For the rationale behind this mad effort, explanations here. The full series of Music Diary posts are here. The full playlist is above, also here.

Week of June 12-18, 2023

LYRICS: William Tabbert (Rodgers & Hammerstein), "You've Got to Be Carefully Taught"
SONG: My favorite Shins track has a kind of companionable lilt to it that belies the lyric’s wariness, but what seals it is the surprise sunburst of the flat sixth chord on the bridge (under “but your lips”). This guy’s a goner, and so are we.
ALBUM: I guess it's heresy in some circles, but this tuneful, rangy, surf guitar-drenched 1990 classic is by far my favorite Pixies record.

LYRICS: Townes Van Zandt, "For the Sake of the Song"
SONG: As much as I like later dispensations of Midlake, I have a special place in my heart for their weirder earlier work, like this gripping tune, which swirls a mopey incantation around an unsettling F-diminished chord, with magnetic results.
ALBUM: Often you can’t choose which record introduces you to a fave band. In the case of the Roches, it wasn’t their ingratiating debut but their ambitious third release, with its sweeping chorales and extra Fripp-ery, that I heard first and loved.

LYRICS: April March (Gainsbourg), "Chick Habit"
SONG: It won’t supplant or surpass the original, of course, but this unlikely Madison Cunningham cover of Tina Turner’s signature hit has an eddying triple-time intensity that’s all its own.
ALBUM: My fave Joni record is this killer follow-up to the record most folks think of as her best.

LYRICS: Frank Sinatra (Kaempfert/Rehbein/Sigman), "The World We Knew (Over and Over)"
SONG: For some reason this Jean Knight classic from 1971 kept popping into my head yesterday, wholly unbidden and entirely welcome. Love everything about this, not least Wardell Quezergue’s tight, bright horn chart.
ALBUM: Sting’s first post-Police solo effort got all the attention, but for my money Stewart Copeland’s 1985 foray into world music, fusing African field recordings and songs by Congolese musician Ray Lema to his own eclectic percussion, surpassed it.

LYRICS: The Police, "Synchronicity II"
SONG: When I first heard this witty Dua Lipa track, the tossed-off vocal made me think for a minute I was hearing Remi Wolf. I can still hear the affinity, and that’s all to the good in my book.
ALBUM: This isn’t Salt-N-Pepa’s best collection, and I would make no claims that it’s a great record. But it has some essential tracks and even the filler is fun to revisit now and then.

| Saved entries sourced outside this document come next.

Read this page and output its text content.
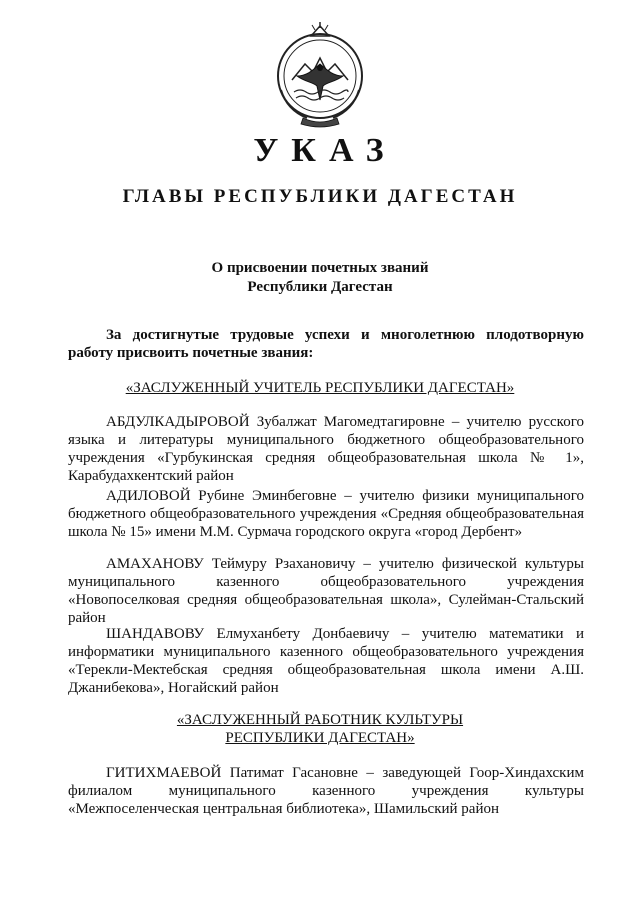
УКАЗ
ГЛАВЫ РЕСПУБЛИКИ ДАГЕСТАН
О присвоении почетных званий
Республики Дагестан
За достигнутые трудовые успехи и многолетнюю плодотворную работу присвоить почетные звания:
«ЗАСЛУЖЕННЫЙ УЧИТЕЛЬ РЕСПУБЛИКИ ДАГЕСТАН»
АБДУЛКАДЫРОВОЙ Зубалжат Магомедтагировне – учителю русского языка и литературы муниципального бюджетного общеобразовательного учреждения «Гурбукинская средняя общеобразовательная школа № 1», Карабудахкентский район
АДИЛОВОЙ Рубине Эминбеговне – учителю физики муниципального бюджетного общеобразовательного учреждения «Средняя общеобразовательная школа № 15» имени М.М. Сурмача городского округа «город Дербент»
АМАХАНОВУ Теймуру Рзахановичу – учителю физической культуры муниципального казенного общеобразовательного учреждения «Новопоселковая средняя общеобразовательная школа», Сулейман-Стальский район
ШАНДАВОВУ Елмуханбету Донбаевичу – учителю математики и информатики муниципального казенного общеобразовательного учреждения «Терекли-Мектебская средняя общеобразовательная школа имени А.Ш. Джанибекова», Ногайский район
«ЗАСЛУЖЕННЫЙ РАБОТНИК КУЛЬТУРЫ
РЕСПУБЛИКИ ДАГЕСТАН»
ГИТИХМАЕВОЙ Патимат Гасановне – заведующей Гоор-Хиндахским филиалом муниципального казенного учреждения культуры «Межпоселенческая центральная библиотека», Шамильский район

And it does have one of the great album titles of all time.

LYRICS: Anika Noni Rose (Tesori/Kushner), "I Hate the Bus"
SONG: Summer isn’t here until I’ve heard this Sly Stone classic, with its mind-bending A-flat-to-E-flat progression under “Hi, hi, hi there” and the gratifying moment when the groove kicks in under Rose Stone’s “I cloud nine when I want to.”
ALBUM: In an alternate timeline Björk is a Cafe Carlyle chanteuse with 10 records of artful jazz pop like this one. Make no mistake, I’m grateful for the miraculous Björk we actually have…but how I love this glimpse into what could have been.

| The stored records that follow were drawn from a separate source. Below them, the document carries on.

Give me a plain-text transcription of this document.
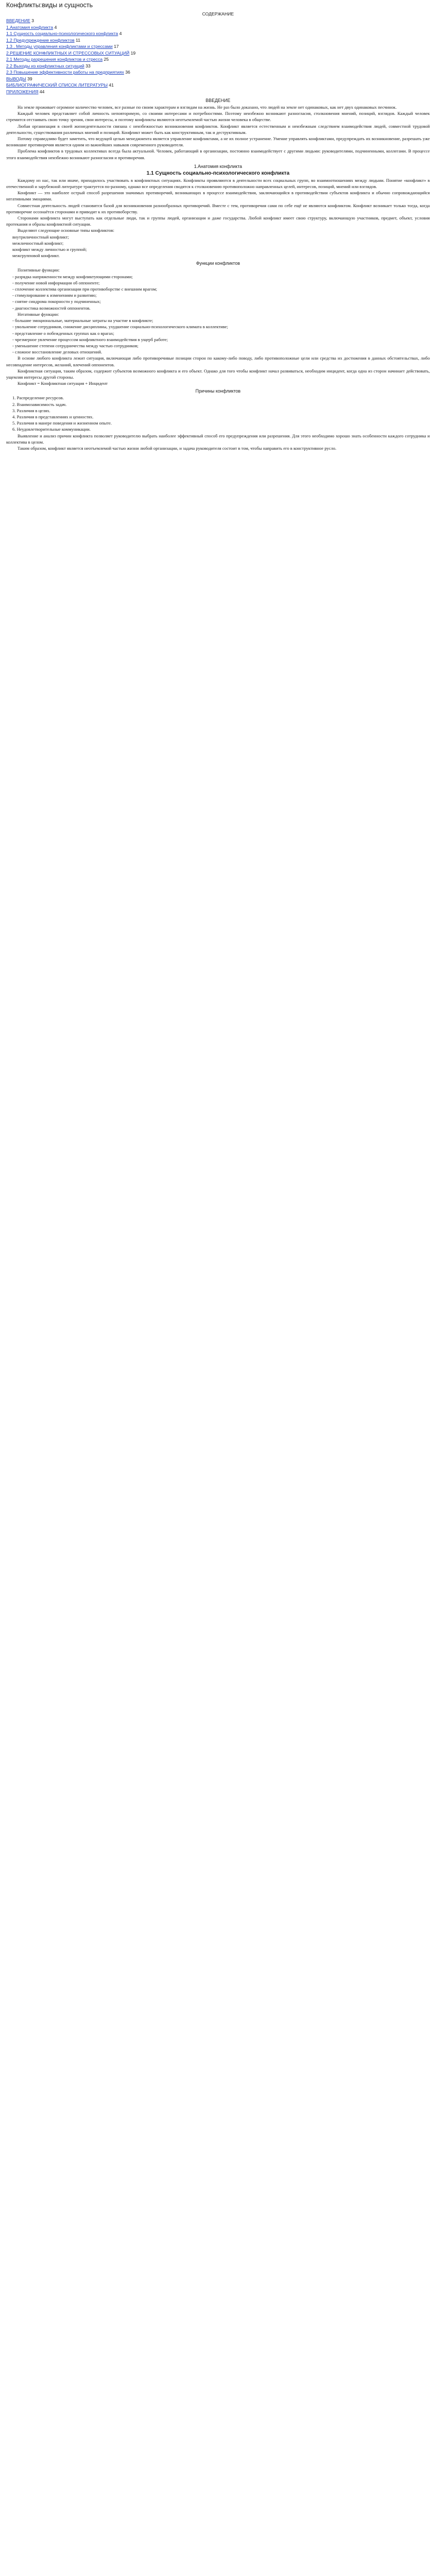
Конфликты:виды и сущность
СОДЕРЖАНИЕ
ВВЕДЕНИЕ 3
1.Анатомия конфликта 4
1.1 Сущность социально-психологического конфликта 4
1.2 Предупреждение конфликтов 11
1.3 . Методы управления конфликтами и стрессами 17
2.РЕШЕНИЕ КОНФЛИКТНЫХ И СТРЕССОВЫХ СИТУАЦИЙ 19
2.1 Методы разрешения конфликтов и стресса 25
2.2 Выходы из конфликтных ситуаций 33
2.3 Повышение эффективности работы на предприятиях 36
ВЫВОДЫ 39
БИБЛИОГРАФИЧЕСКИЙ СПИСОК ЛИТЕРАТУРЫ 41
ПРИЛОЖЕНИЯ 44
ВВЕДЕНИЕ

На земле проживает огромное количество человек, все разные по своим характерам и взглядам на жизнь. Не раз было доказано, что людей на земле нет одинаковых, как нет двух одинаковых песчинок.

Каждый человек представляет собой личность неповторимую, со своими интересами и потребностями. Поэтому неизбежно возникают разногласия, столкновения мнений, позиций, взглядов. Каждый человек стремится отстаивать свою точку зрения, свои интересы, и поэтому конфликты являются неотъемлемой частью жизни человека в обществе.

Любая организация в своей жизнедеятельности связана с неизбежностью возникновения конфликтов. Конфликт является естественным и неизбежным следствием взаимодействия людей, совместной трудовой деятельности, существования различных мнений и позиций. Конфликт может быть как конструктивным, так и деструктивным.

Потому справедливо будет заметить, что ведущей целью менеджмента является управление конфликтами, а не их полное устранение. Умение управлять конфликтами, предупреждать их возникновение, разрешать уже возникшие противоречия является одним из важнейших навыков современного руководителя.

Проблема конфликтов в трудовых коллективах всегда была актуальной. Человек, работающий в организации, постоянно взаимодействует с другими людьми: руководителями, подчиненными, коллегами. В процессе этого взаимодействия неизбежно возникают разногласия и противоречия.

1.Анатомия конфликта
1.1 Сущность социально-психологического конфликта

Каждому из нас, так или иначе, приходилось участвовать в конфликтных ситуациях. Конфликты проявляются в деятельности всех социальных групп, во взаимоотношениях между людьми. Понятие «конфликт» в отечественной и зарубежной литературе трактуется по-разному, однако все определения сводятся к столкновению противоположно направленных целей, интересов, позиций, мнений или взглядов.

Конфликт — это наиболее острый способ разрешения значимых противоречий, возникающих в процессе взаимодействия, заключающийся в противодействии субъектов конфликта и обычно сопровождающийся негативными эмоциями.

Совместная деятельность людей становится базой для возникновения разнообразных противоречий. Вместе с тем, противоречия сами по себе ещё не являются конфликтом. Конфликт возникает только тогда, когда противоречие осознаётся сторонами и приводит к их противоборству.

Сторонами конфликта могут выступать как отдельные люди, так и группы людей, организации и даже государства. Любой конфликт имеет свою структуру, включающую участников, предмет, объект, условия протекания и образы конфликтной ситуации.

Выделяют следующие основные типы конфликтов:

внутриличностный конфликт;

межличностный конфликт;

конфликт между личностью и группой;

межгрупповой конфликт.

Функции конфликтов

Позитивные функции:

- разрядка напряженности между конфликтующими сторонами;

- получение новой информации об оппоненте;

- сплочение коллектива организации при противоборстве с внешним врагом;

- стимулирование к изменениям и развитию;

- снятие синдрома покорности у подчиненных;

- диагностика возможностей оппонентов.

Негативные функции:

- большие эмоциональные, материальные затраты на участие в конфликте;

- увольнение сотрудников, снижение дисциплины, ухудшение социально-психологического климата в коллективе;

- представление о побежденных группах как о врагах;

- чрезмерное увлечение процессом конфликтного взаимодействия в ущерб работе;

- уменьшение степени сотрудничества между частью сотрудников;

- сложное восстановление деловых отношений.

В основе любого конфликта лежит ситуация, включающая либо противоречивые позиции сторон по какому-либо поводу, либо противоположные цели или средства их достижения в данных обстоятельствах, либо несовпадение интересов, желаний, влечений оппонентов.

Конфликтная ситуация, таким образом, содержит субъектов возможного конфликта и его объект. Однако для того чтобы конфликт начал развиваться, необходим инцидент, когда одна из сторон начинает действовать, ущемляя интересы другой стороны.

Конфликт = Конфликтная ситуация + Инцидент

Причины конфликтов

1. Распределение ресурсов.

2. Взаимозависимость задач.

3. Различия в целях.

4. Различия в представлениях и ценностях.

5. Различия в манере поведения и жизненном опыте.

6. Неудовлетворительные коммуникации.

Выявление и анализ причин конфликта позволяет руководителю выбрать наиболее эффективный способ его предупреждения или разрешения. Для этого необходимо хорошо знать особенности каждого сотрудника и коллектива в целом.

Таким образом, конфликт является неотъемлемой частью жизни любой организации, и задача руководителя состоит в том, чтобы направить его в конструктивное русло.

LYRICS: Regina Spektor, "Blue Lips"
SONG: Ostensibly a song about the nature of God, I mostly hear this slightly dippy late Sinatra meditation (written by Lan O’Kun and Lois Irwin) as a song about fatherhood, and either way it never fails to work on me.
ALBUM: Among the many reasons I love this Milhaud ballet from 1923 is that his besotted infatuation with American jazz is so clearly fresh, irrepressible, and infectious. Given the theme of the piece, you might even call it inspired.